In this note, I take a very brief look at the ‘Taylor Review of Modern Working Practices’ (‘TR’), concentrating on its main proposal regarding zero-hours contracting and using that as a focal point upon which to centre a view of this policy document as a whole. Presented as an ‘independent review of employment practices’ led by the Chief Executive of the RSA assisted by three colleagues, it is in reality a policy document commissioned by the Government which was in effect endorsed at its launch by the Prime Minister as an indication of her own approach to employment law and labour market regulation; see:- https://www.gov.uk/government/speeches/we-have-to-invest-in-good-work-theresa-mays-speech-at-taylor-review-launch.
The document reads as a whole like a celebration of and hymn of praise to the idea of flexibility in labour market regulation, as represented by the practice and approach of the current UK Government and its recent predecessors – an approach which in the view of Mathew Taylor is so deeply expressive of our national employment culture and best practice as to have come to embody a national ethos for employment relations:- ‘We are starting from a position of strength: the UK has employment levels and rates that are at historic highs and compare well internationally. Our flexible approach – what the Review calls ‘the British way’ – works.’ (TR at p 16).
This Review purports to confront a whole set of linked issues for the Government’s labour market regulation policy, many of them associated with the rise of self-employment and the so-called ‘gig economy’; but among those issues, the problem of the growth in the practice of ‘zero-hours’ contracting would seem to be the central and critical one for its defence and validation of ‘labour market flexibility’.
In this regard, the Taylor Review follows a path already quite well-trodden by recent Conservative Governments. We can discern a pattern, a kind of opposite to ‘damning by faint praise’, of ‘blessing by faint regulation’ – the sustaining of a given practice by subjecting it to regulation which is very light but confers renewed legitimacy upon the practice itself. A previous such ‘blessing by faint regulation’ of zero-hours contracting had occurred in 2015; it had consisted of legislation to ensure that such arrangements could not bind the zero-hours worker to work exclusively for a single zero-hours employer; see:-http://www.legislation.gov.uk/ukpga/2015/26/section/153/enacted.
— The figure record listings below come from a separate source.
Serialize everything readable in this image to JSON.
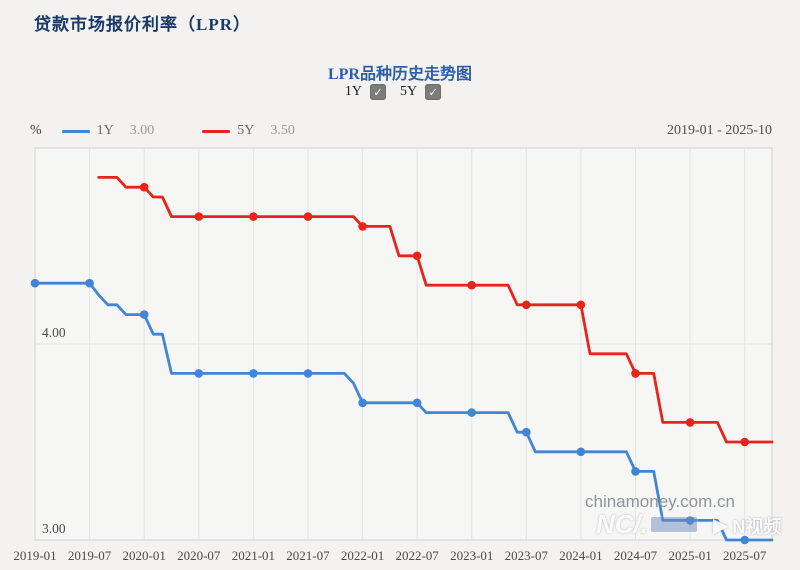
{
  "page": {
    "title": "贷款市场报价利率（LPR）"
  },
  "chart": {
    "title": "LPR品种历史走势图",
    "toggles": [
      {
        "label": "1Y",
        "checked": true
      },
      {
        "label": "5Y",
        "checked": true
      }
    ],
    "unit_label": "%",
    "legend": [
      {
        "label": "1Y",
        "value": "3.00",
        "color": "#4285d5"
      },
      {
        "label": "5Y",
        "value": "3.50",
        "color": "#e8231a"
      }
    ],
    "date_range": "2019-01 - 2025-10",
    "watermark_site": "chinamoney.com.cn",
    "watermark_left_logo": "NC/.",
    "watermark_right_logo": "N视频",
    "check_glyph": "✓"
  },
  "chart_data": {
    "type": "line",
    "title": "LPR品种历史走势图",
    "xlabel": "",
    "ylabel": "%",
    "x_monthly_start": "2019-01",
    "x_monthly_end": "2025-10",
    "x_tick_labels": [
      "2019-01",
      "2019-07",
      "2020-01",
      "2020-07",
      "2021-01",
      "2021-07",
      "2022-01",
      "2022-07",
      "2023-01",
      "2023-07",
      "2024-01",
      "2024-07",
      "2025-01",
      "2025-07"
    ],
    "ylim": [
      3.0,
      5.0
    ],
    "y_tick_values": [
      4.0,
      3.0
    ],
    "y_tick_labels": [
      "4.00",
      "3.00"
    ],
    "grid": true,
    "legend_position": "top-left",
    "marker_every_months": 6,
    "colors": {
      "plot_bg": "#f6f6f5",
      "plot_border": "#d7d7db",
      "grid_line": "#e3e3e6",
      "tick_text": "#4a4a4a"
    },
    "series": [
      {
        "name": "1Y",
        "color": "#4285d5",
        "monthly_values": [
          4.31,
          4.31,
          4.31,
          4.31,
          4.31,
          4.31,
          4.31,
          4.25,
          4.2,
          4.2,
          4.15,
          4.15,
          4.15,
          4.05,
          4.05,
          3.85,
          3.85,
          3.85,
          3.85,
          3.85,
          3.85,
          3.85,
          3.85,
          3.85,
          3.85,
          3.85,
          3.85,
          3.85,
          3.85,
          3.85,
          3.85,
          3.85,
          3.85,
          3.85,
          3.85,
          3.8,
          3.7,
          3.7,
          3.7,
          3.7,
          3.7,
          3.7,
          3.7,
          3.65,
          3.65,
          3.65,
          3.65,
          3.65,
          3.65,
          3.65,
          3.65,
          3.65,
          3.65,
          3.55,
          3.55,
          3.45,
          3.45,
          3.45,
          3.45,
          3.45,
          3.45,
          3.45,
          3.45,
          3.45,
          3.45,
          3.45,
          3.35,
          3.35,
          3.35,
          3.1,
          3.1,
          3.1,
          3.1,
          3.1,
          3.1,
          3.1,
          3.0,
          3.0,
          3.0,
          3.0,
          3.0,
          3.0
        ]
      },
      {
        "name": "5Y",
        "color": "#e8231a",
        "monthly_values": [
          null,
          null,
          null,
          null,
          null,
          null,
          null,
          4.85,
          4.85,
          4.85,
          4.8,
          4.8,
          4.8,
          4.75,
          4.75,
          4.65,
          4.65,
          4.65,
          4.65,
          4.65,
          4.65,
          4.65,
          4.65,
          4.65,
          4.65,
          4.65,
          4.65,
          4.65,
          4.65,
          4.65,
          4.65,
          4.65,
          4.65,
          4.65,
          4.65,
          4.65,
          4.6,
          4.6,
          4.6,
          4.6,
          4.45,
          4.45,
          4.45,
          4.3,
          4.3,
          4.3,
          4.3,
          4.3,
          4.3,
          4.3,
          4.3,
          4.3,
          4.3,
          4.2,
          4.2,
          4.2,
          4.2,
          4.2,
          4.2,
          4.2,
          4.2,
          3.95,
          3.95,
          3.95,
          3.95,
          3.95,
          3.85,
          3.85,
          3.85,
          3.6,
          3.6,
          3.6,
          3.6,
          3.6,
          3.6,
          3.6,
          3.5,
          3.5,
          3.5,
          3.5,
          3.5,
          3.5
        ]
      }
    ]
  }
}
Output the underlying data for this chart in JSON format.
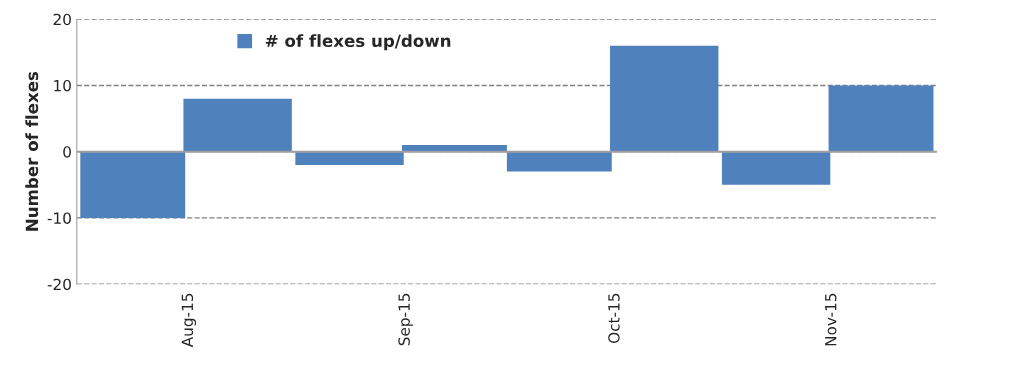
{
  "chart_data": {
    "type": "bar",
    "ylabel": "Number of flexes",
    "x": [
      "2015-07-24",
      "2015-08-08",
      "2015-08-24",
      "2015-09-08",
      "2015-09-23",
      "2015-10-08",
      "2015-10-24",
      "2015-11-08"
    ],
    "series": [
      {
        "name": "# of flexes up/down",
        "color": "#4f81bd",
        "values": [
          -10,
          8,
          -2,
          1,
          -3,
          16,
          -5,
          10
        ]
      }
    ],
    "xlim": [
      "2015-07-16",
      "2015-11-16"
    ],
    "xticks": [
      {
        "value": "2015-08-01",
        "label": "Aug-15"
      },
      {
        "value": "2015-09-01",
        "label": "Sep-15"
      },
      {
        "value": "2015-10-01",
        "label": "Oct-15"
      },
      {
        "value": "2015-11-01",
        "label": "Nov-15"
      }
    ],
    "ylim": [
      -20,
      20
    ],
    "yticks": [
      -20,
      -10,
      0,
      10,
      20
    ],
    "grid": "y",
    "legend": "top left"
  }
}
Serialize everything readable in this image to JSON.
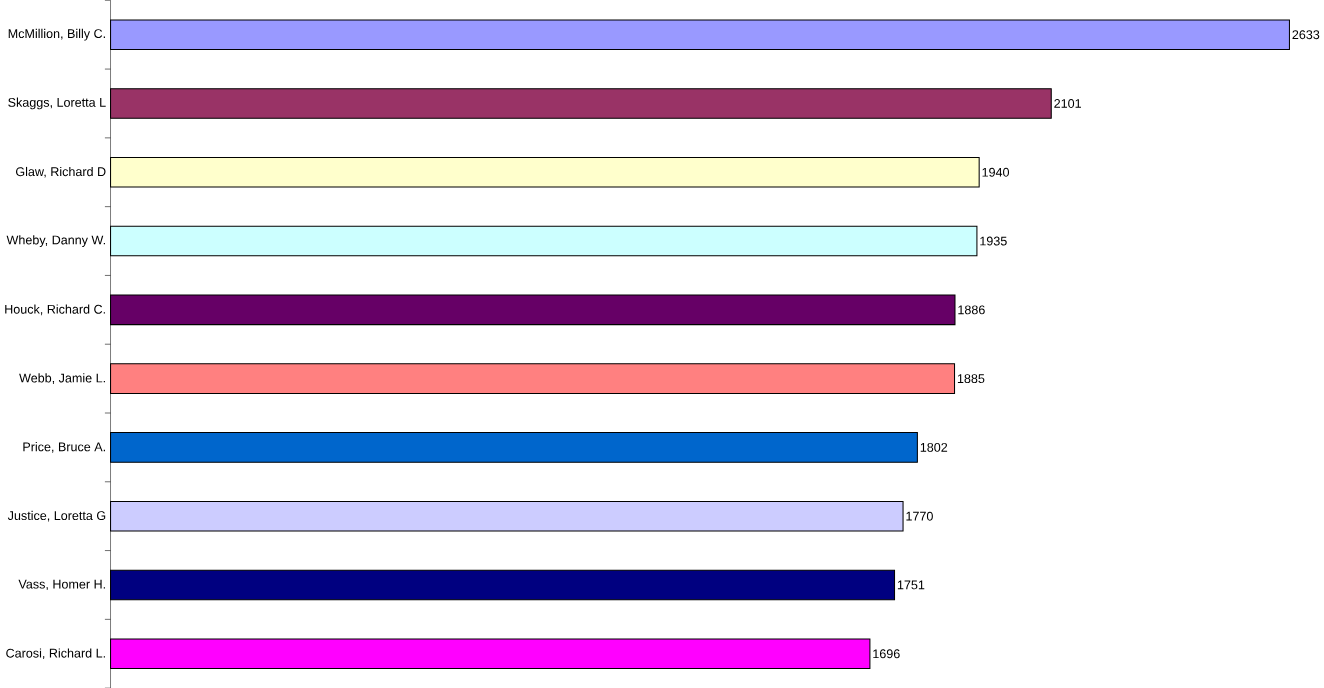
{
  "chart_data": {
    "type": "bar",
    "orientation": "horizontal",
    "categories": [
      "McMillion, Billy C.",
      "Skaggs, Loretta L",
      "Glaw, Richard D",
      "Wheby, Danny W.",
      "Houck, Richard C.",
      "Webb, Jamie L.",
      "Price, Bruce A.",
      "Justice, Loretta G",
      "Vass, Homer H.",
      "Carosi, Richard L."
    ],
    "values": [
      2633,
      2101,
      1940,
      1935,
      1886,
      1885,
      1802,
      1770,
      1751,
      1696
    ],
    "colors": [
      "#9999ff",
      "#993366",
      "#ffffcc",
      "#ccffff",
      "#660066",
      "#ff8080",
      "#0066cc",
      "#ccccff",
      "#000080",
      "#ff00ff"
    ],
    "data_labels": true
  }
}
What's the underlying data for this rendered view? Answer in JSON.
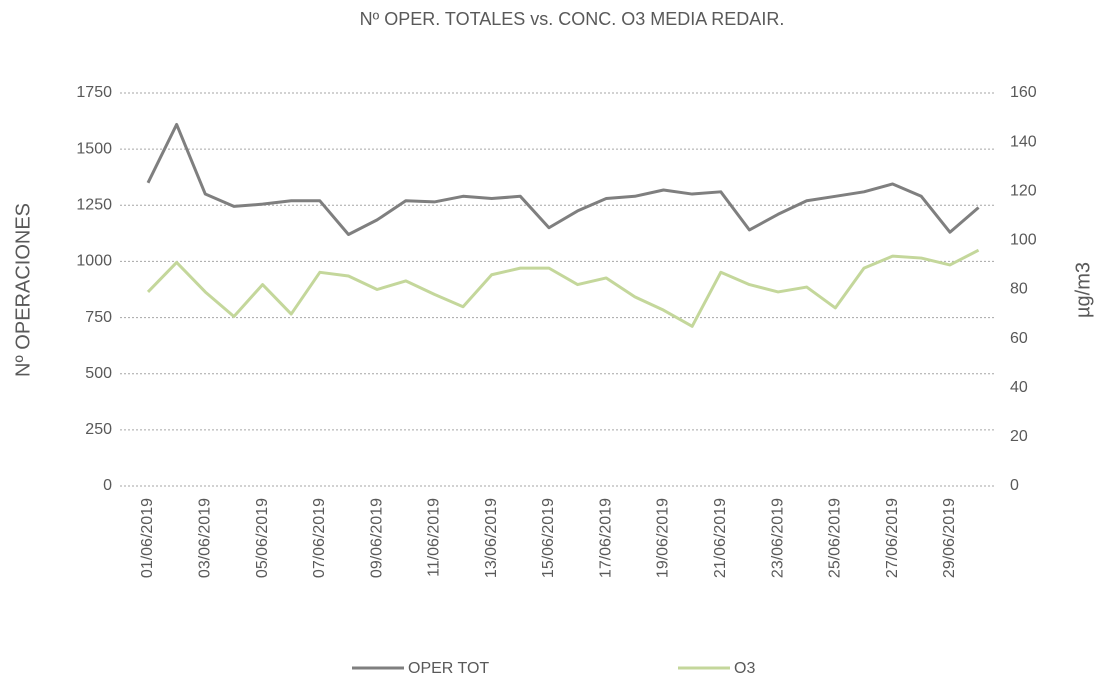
{
  "chart_data": {
    "type": "line",
    "title": "Nº OPER. TOTALES  vs. CONC. O3 MEDIA REDAIR.",
    "y_label": "Nº OPERACIONES",
    "y2_label": "µg/m3",
    "categories": [
      "01/06/2019",
      null,
      "03/06/2019",
      null,
      "05/06/2019",
      null,
      "07/06/2019",
      null,
      "09/06/2019",
      null,
      "11/06/2019",
      null,
      "13/06/2019",
      null,
      "15/06/2019",
      null,
      "17/06/2019",
      null,
      "19/06/2019",
      null,
      "21/06/2019",
      null,
      "23/06/2019",
      null,
      "25/06/2019",
      null,
      "27/06/2019",
      null,
      "29/06/2019",
      null
    ],
    "series": [
      {
        "name": "OPER TOT",
        "color": "#7f7f7f",
        "axis": "y",
        "values": [
          1350,
          1610,
          1300,
          1245,
          1255,
          1270,
          1270,
          1120,
          1185,
          1270,
          1265,
          1290,
          1280,
          1290,
          1150,
          1225,
          1280,
          1290,
          1318,
          1300,
          1310,
          1140,
          1210,
          1270,
          1290,
          1310,
          1345,
          1290,
          1130,
          1240
        ]
      },
      {
        "name": "O3",
        "color": "#c4d79b",
        "axis": "y2",
        "values": [
          79,
          91,
          79,
          69,
          82,
          70,
          87,
          85.5,
          80,
          83.5,
          78,
          73,
          86,
          88.7,
          88.7,
          82,
          84.7,
          77,
          71.6,
          65,
          87,
          82,
          79,
          81,
          72.5,
          88.7,
          93.6,
          92.8,
          90,
          96
        ]
      }
    ],
    "ylim": [
      0,
      1750
    ],
    "yticks": [
      0,
      250,
      500,
      750,
      1000,
      1250,
      1500,
      1750
    ],
    "y2lim": [
      0,
      160
    ],
    "y2ticks": [
      0,
      20,
      40,
      60,
      80,
      100,
      120,
      140,
      160
    ],
    "grid": true,
    "legend": "bottom"
  }
}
That legislation did not even begin to address the problem of the essential insecurity or precarity of zero-hours contracting arrangements: the Taylor Review has seen fit to address that problem, but its main proposed response to that problem is so extraordinarily meek and mild as fully to fit the description of faint regulation. The Review, asserting that flexibility in such arrangements, though of course generally speaking virtuous, should not be ‘one-sided’, timidly suggests that:- ‘Government should act to create a right to request a contract that guarantees hours which better reflect the actual hours worked, for those on zero hour contracts who have been in post for 12 months.’ (TR at p 48)
In contrast even with its own preceding proposal for agency workers to have the right to request a direct contract of employment when they have been placed with the same hirer for twelve months or more, this proposal makes no mention of any obligation on the employer to give reasonable consideration to the request; so one is left wondering how far if at all this ‘right to request guaranteed hours’ represents any advance on Oliver Twist’s inherent freedom to ‘ask for more’, at whatever penalty his fabled request was made. Indeed, the Review itself asserts that the new ground which it is ostensibly staking out may already have been covered by the existing ‘right to request flexible working’! (TR at p 48) This is hardly therefore a firm or concrete new proposal with which to lay claim to have eliminated the ‘one-sidedness’ of zero-hours contracting.
There is a concluding point which it seems to me to be an essentially important one to make when writing for the OxHRH. These faint-hearted proposals are presented in a rhetoric laced with allusions to the importance of ‘good’ and ‘fair’ and ‘decent’ work, but from which any reference to the fundamental human and social rights of workers is generally absent. Mathew Taylor and his colleagues, if taxed with that general omission, might reply testily, in the time-honoured way, that they of course intended to imply an underlying inclusion of those rights in their discourse. If they, and the Government in endorsing their Review, do sincerely intend that there should be and continue to be such a legal underpinning of the flexible employment arrangements which they so greatly value and applaud, it seems to me to be incumbent upon them loudly and clearly to say so.